Police ticketed a total of 15,065 drivers for tailgating last year, up 2,040 or 15.7 percent from the previous year, due to increased efforts to tackle dangerous driving practices, police data showed Thursday.
All cases were violations of a clause in the road traffic law requiring drivers to maintain a safe distance from vehicles ahead of them.
Dangerous driving involving tailgating or sudden braking, among other hazardous behaviors, has become a social issue in the country after a couple died and their two daughters were injured on the Tomei Expressway in a high-profile road-rage case in 2017.
In the fatal accident, the family’s vehicle was hit from behind by a truck after it was forced to stop in the passing lane by an enraged driver.
Thirty-three cases were treated as dangerous driving resulting in death or injury under a separate law. The figure rose by eight from the previous year. One case resulted in death.

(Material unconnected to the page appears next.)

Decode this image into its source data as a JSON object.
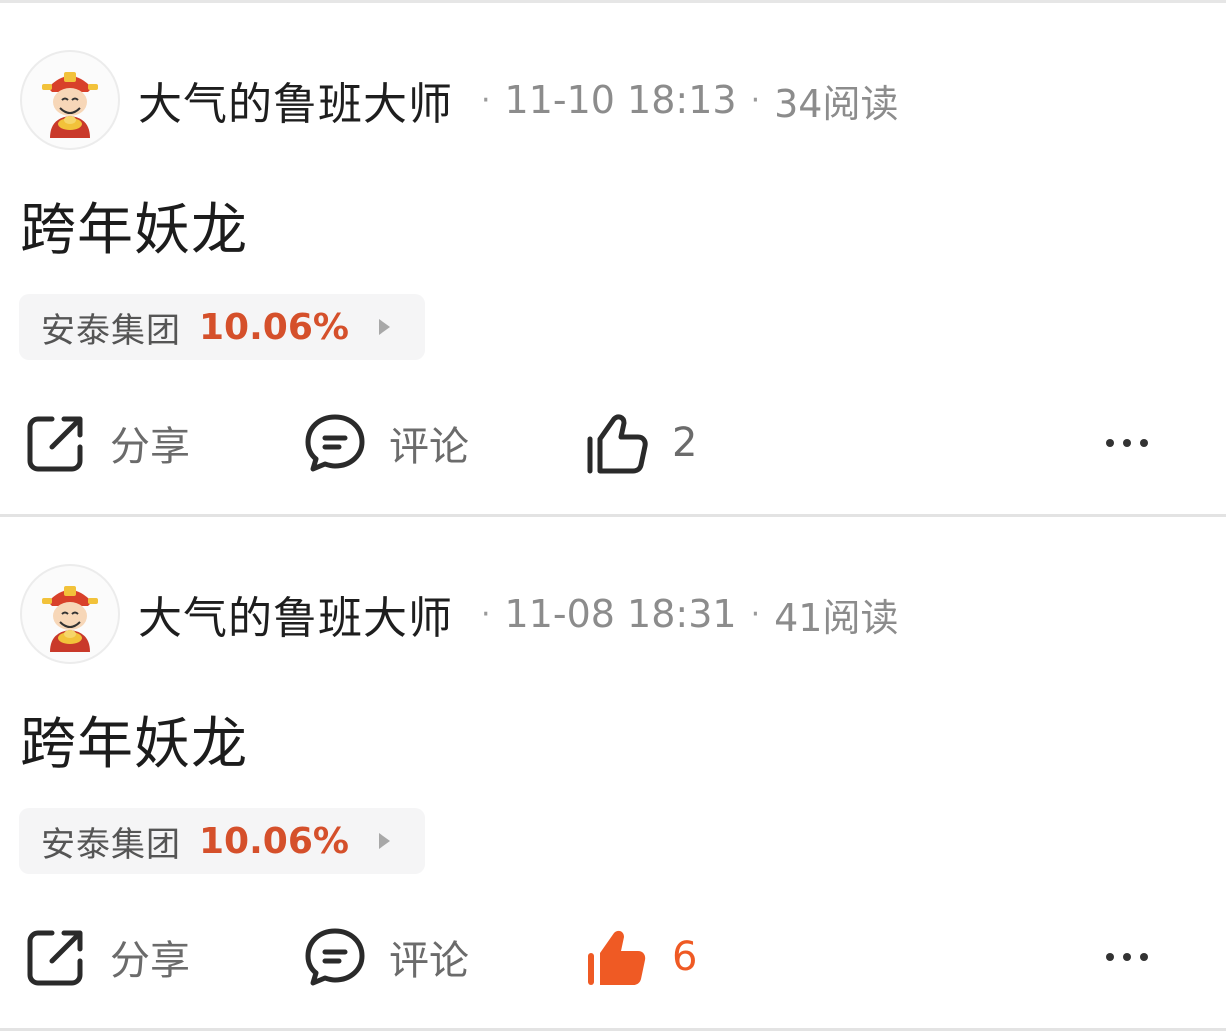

The law spells out punishments for dangerous driving resulting in death or injury, such as cutting directly in front of another moving vehicle or approaching a vehicle too closely to obstruct traffic at a speed that can cause a serious crash.
Of all tailgating cases, 13,787, or more than 90 percent, occurred on expressways, according to the National Police Agency.
The NPA is considering adding a new clause to the road traffic law, which has no specific provision to punish acts of road rage. The agency is planning to submit to the current session of the Diet a bill to revise the road traffic law to impose harsher penalties on reckless drivers, such as immediately revoking their driver’s license after one confirmed offense and introducing a prison term for malicious offenders.
The current road traffic law allows authorities to suspend individual licenses for up to 180 days if they are considered a danger to the public. In 2019, police suspended licenses in 52 cases, up 10 from the previous year.